We’re also going to continue meeting monthly in Philadelphia, create spaces at national convenings for Spanish speakers to have safe spaces for conversations and amplify the need for funders, journalism support organizations and universities to make Spanish language access a priority.
Latinés in the United States make up nearly 20 percent of the population, but they are vastly underrepresented in media coverage and in newsrooms. A 2023 LDC-NAHJ report found, with some exceptions, that there is a near-complete omission of U.S. Latiné participation in American English-language news.
The research also showed that because of their lack of representation, U.S. Latinés are shifting from TV viewership to other media sources that provide more authentic representation. In addition, a 2025 research report from UCLA notes that this lack of representation continues across American newsrooms, both on the reporting side and the editorial leadership side.
Free Press conducted a national poll in 2024 that found daily Spanish speakers are particularly vulnerable to the impacts of online misinformation and don’t feel they have enough independent news sources to make informed voting decisions in the United States. The more local the elections, the less likely Latinés were to have enough information about the candidates.
This is why the media outlets who are working to inform these communities about civic news are vital to the communities they serve.
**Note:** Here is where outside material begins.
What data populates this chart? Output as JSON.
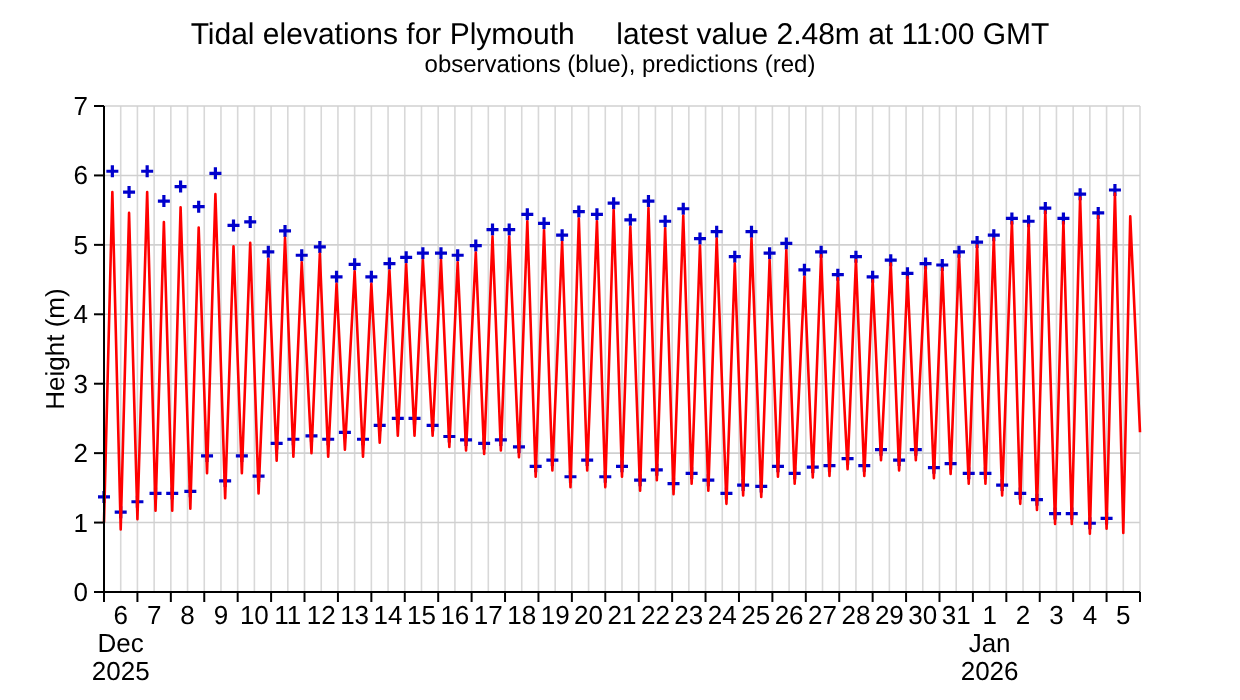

Efforts to expand access to high-quality Spanish-language civic news in places where nothing exists, will likely have an outsized positive impact on this community.
Investing in ethnic media
According to a 2019 CUNY report on the State of Latino Media, there are more than 600 Latino newsrooms in the United States and Puerto Rico. Since then, many more newsrooms have emerged. Journalism funders have recently prioritized successful investments in both legacy Spanish-language media outlets and new emerging newsrooms that are serving Latiné communities. With these new investments in ethnic media, Spanish-language local media are making inroads in meeting the critical information needs of Spanish-speaking communities.
However, these newsrooms face several challenges when participating in professional associations, local journalism collaboratives, and advocacy campaigns for funding local journalism.
The most prominent journalism organizations and collaboratives primarily operate in English, which can make participation more difficult for Spanish-speaking journalists and media organizations. As a result, Spanish-language media outlets often find themselves underrepresented in mainstream journalism groups, limiting their influence on industry policies and advocacy efforts. Furthermore, some mainstream journalism organizations may not fully recognize or prioritize the unique challenges faced by Spanish-language media, leading to a lack of tailored support.
This is why we are advocating for more language access, more culturally competent support, and more empathy for communities disproportionately affected by racism, persecution and threats to their safety.